Nigeria : une fausse agence d’investissement inscrite au budget de l’État, Tinubu ordonne une enquête
Fait surprenant au Nigeria ! Une affaire de fausse agence de l’État et qui a conduit le président Bola Tinubu à saisir la Commission indépendante sur les pratiques de corruption et autres infractions connexes (ICPC), après l’apparition de plusieurs signaux d’alerte autour du Presidential Foreign Intervention Promotion Council (PFIPC).
Présentée comme une structure gouvernementale destinée à attirer les investissements étrangers, l’entité disposait de tous les attributs susceptibles de lui donner une apparence officielle. Un directeur général, Prince Adeniyi Adeyemi Matthew, un site internet, des interactions avec des responsables publics et même une enveloppe budgétaire de 1,3 milliard de nairas, inscrite dans la loi de finances 2026.
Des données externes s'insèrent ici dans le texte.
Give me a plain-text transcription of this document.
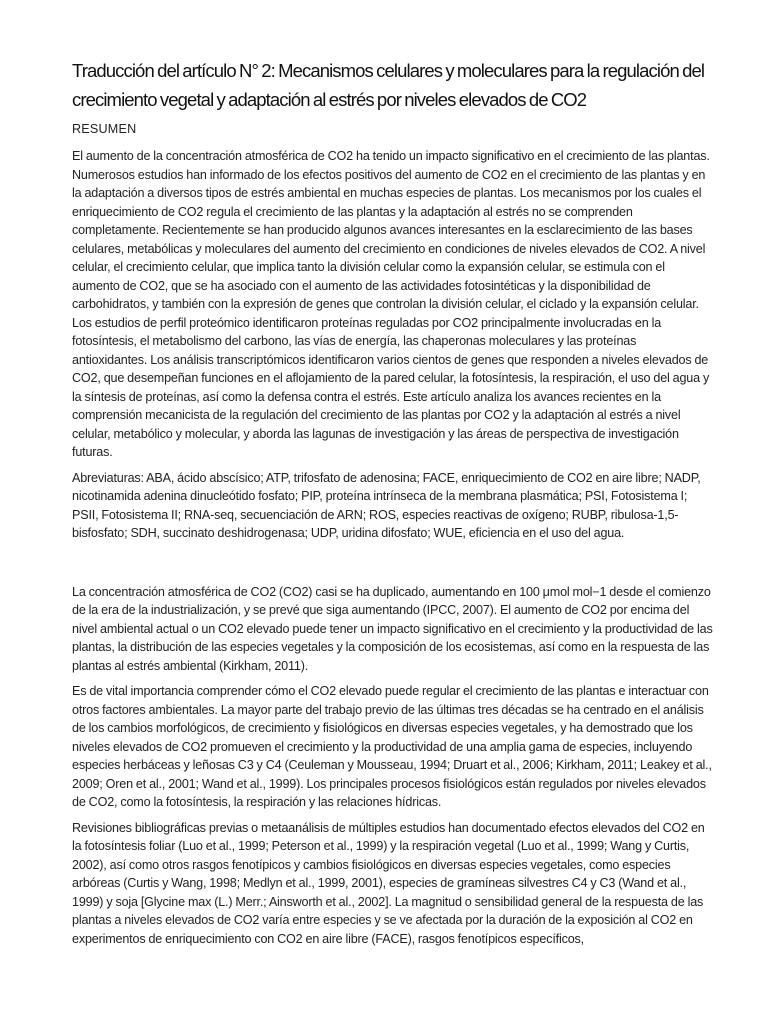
Traducción del artículo N° 2: Mecanismos celulares y moleculares para la regulación del crecimiento vegetal y adaptación al estrés por niveles elevados de CO2
RESUMEN

El aumento de la concentración atmosférica de CO2 ha tenido un impacto significativo en el crecimiento de las plantas. Numerosos estudios han informado de los efectos positivos del aumento de CO2 en el crecimiento de las plantas y en la adaptación a diversos tipos de estrés ambiental en muchas especies de plantas. Los mecanismos por los cuales el enriquecimiento de CO2 regula el crecimiento de las plantas y la adaptación al estrés no se comprenden completamente. Recientemente se han producido algunos avances interesantes en la esclarecimiento de las bases celulares, metabólicas y moleculares del aumento del crecimiento en condiciones de niveles elevados de CO2. A nivel celular, el crecimiento celular, que implica tanto la división celular como la expansión celular, se estimula con el aumento de CO2, que se ha asociado con el aumento de las actividades fotosintéticas y la disponibilidad de carbohidratos, y también con la expresión de genes que controlan la división celular, el ciclado y la expansión celular. Los estudios de perfil proteómico identificaron proteínas reguladas por CO2 principalmente involucradas en la fotosíntesis, el metabolismo del carbono, las vías de energía, las chaperonas moleculares y las proteínas antioxidantes. Los análisis transcriptómicos identificaron varios cientos de genes que responden a niveles elevados de CO2, que desempeñan funciones en el aflojamiento de la pared celular, la fotosíntesis, la respiración, el uso del agua y la síntesis de proteínas, así como la defensa contra el estrés. Este artículo analiza los avances recientes en la comprensión mecanicista de la regulación del crecimiento de las plantas por CO2 y la adaptación al estrés a nivel celular, metabólico y molecular, y aborda las lagunas de investigación y las áreas de perspectiva de investigación futuras.

Abreviaturas: ABA, ácido abscísico; ATP, trifosfato de adenosina; FACE, enriquecimiento de CO2 en aire libre; NADP, nicotinamida adenina dinucleótido fosfato; PIP, proteína intrínseca de la membrana plasmática; PSI, Fotosistema I; PSII, Fotosistema II; RNA-seq, secuenciación de ARN; ROS, especies reactivas de oxígeno; RUBP, ribulosa-1,5-bisfosfato; SDH, succinato deshidrogenasa; UDP, uridina difosfato; WUE, eficiencia en el uso del agua.

La concentración atmosférica de CO2 (CO2) casi se ha duplicado, aumentando en 100 μmol mol−1 desde el comienzo de la era de la industrialización, y se prevé que siga aumentando (IPCC, 2007). El aumento de CO2 por encima del nivel ambiental actual o un CO2 elevado puede tener un impacto significativo en el crecimiento y la productividad de las plantas, la distribución de las especies vegetales y la composición de los ecosistemas, así como en la respuesta de las plantas al estrés ambiental (Kirkham, 2011).

Es de vital importancia comprender cómo el CO2 elevado puede regular el crecimiento de las plantas e interactuar con otros factores ambientales. La mayor parte del trabajo previo de las últimas tres décadas se ha centrado en el análisis de los cambios morfológicos, de crecimiento y fisiológicos en diversas especies vegetales, y ha demostrado que los niveles elevados de CO2 promueven el crecimiento y la productividad de una amplia gama de especies, incluyendo especies herbáceas y leñosas C3 y C4 (Ceuleman y Mousseau, 1994; Druart et al., 2006; Kirkham, 2011; Leakey et al., 2009; Oren et al., 2001; Wand et al., 1999). Los principales procesos fisiológicos están regulados por niveles elevados de CO2, como la fotosíntesis, la respiración y las relaciones hídricas.

Revisiones bibliográficas previas o metaanálisis de múltiples estudios han documentado efectos elevados del CO2 en la fotosíntesis foliar (Luo et al., 1999; Peterson et al., 1999) y la respiración vegetal (Luo et al., 1999; Wang y Curtis, 2002), así como otros rasgos fenotípicos y cambios fisiológicos en diversas especies vegetales, como especies arbóreas (Curtis y Wang, 1998; Medlyn et al., 1999, 2001), especies de gramíneas silvestres C4 y C3 (Wand et al., 1999) y soja [Glycine max (L.) Merr.; Ainsworth et al., 2002]. La magnitud o sensibilidad general de la respuesta de las plantas a niveles elevados de CO2 varía entre especies y se ve afectada por la duración de la exposición al CO2 en experimentos de enriquecimiento con CO2 en aire libre (FACE), rasgos fenotípicos específicos,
Pourtant, les investigations menées par l’agence anticorruption ont conclu que cette structure n’avait aucune existence juridique.
Une structure fictive jusque dans les documents officiels
Après plusieurs semaines d’enquête, le président de l’ICPC, Musa Adamu Aliyu, a indiqué que Prince Adeniyi Adeyemi Matthew n’avait jamais été nommé par le gouvernement fédéral ni par une quelconque autorité publique. Selon les conclusions de l’enquête, les documents censés établir l’existence du Conseil présidentiel auraient été falsifiés.
Plus troublant encore, l’entité fictive aurait réussi à occuper d’anciens locaux administratifs et à établir des contacts avec des personnalités politiques, des hauts fonctionnaires et des diplomates. Ces démarches auraient contribué à lui donner une crédibilité suffisante pour aller jusqu’à l’inscription d’une ligne budgétaire dans la loi de finances.
L’ICPC affirme toutefois qu’aucun financement public n’aurait finalement été versé à Prince Adeniyi Adeyemi Matthew, malgré l’existence de comptes bancaires associés à cette structure.
L’affaire soulève néanmoins des interrogations sur les conditions dans lesquelles une organisation dépourvue de base légale a pu apparaître dans les documents budgétaires de l’État.
Des complicités recherchées et des réformes annoncées
Les enquêteurs soupçonnent également l’existence de pratiques frauduleuses autour de cette fausse institution. Des sommes d’argent auraient notamment circulé en échange de promesses de postes au sein du prétendu Conseil présidentiel.
Les documents présentés pour justifier la création de la structure comporteraient par ailleurs des signatures et des sceaux attribués à la présidence nigériane. Des éléments qui pourraient orienter les investigations vers d’éventuelles complicités ou, à tout le moins, de graves négligences au sein de plusieurs services administratifs.
La présidence nigériane et la Banque centrale ont, de leur côté, rejeté toute implication dans les irrégularités relevées, tandis que les responsabilités sont renvoyées vers les administrations et services concernés.
Le rapport de l’ICPC recommande des poursuites contre les principaux suspects ainsi que des sanctions à l’encontre des fonctionnaires dont la négligence aurait facilité la mise en place de cette fausse structure.
Prince Adeniyi Adeyemi Matthew a déjà été interpellé.
Au-delà de la seule affaire judiciaire, l’ICPC préconise une révision des mécanismes administratifs et des procédures de contrôle afin d’empêcher que de telles structures fictives puissent à nouveau obtenir une reconnaissance apparente, voire une inscription dans les documents budgétaires de l’État.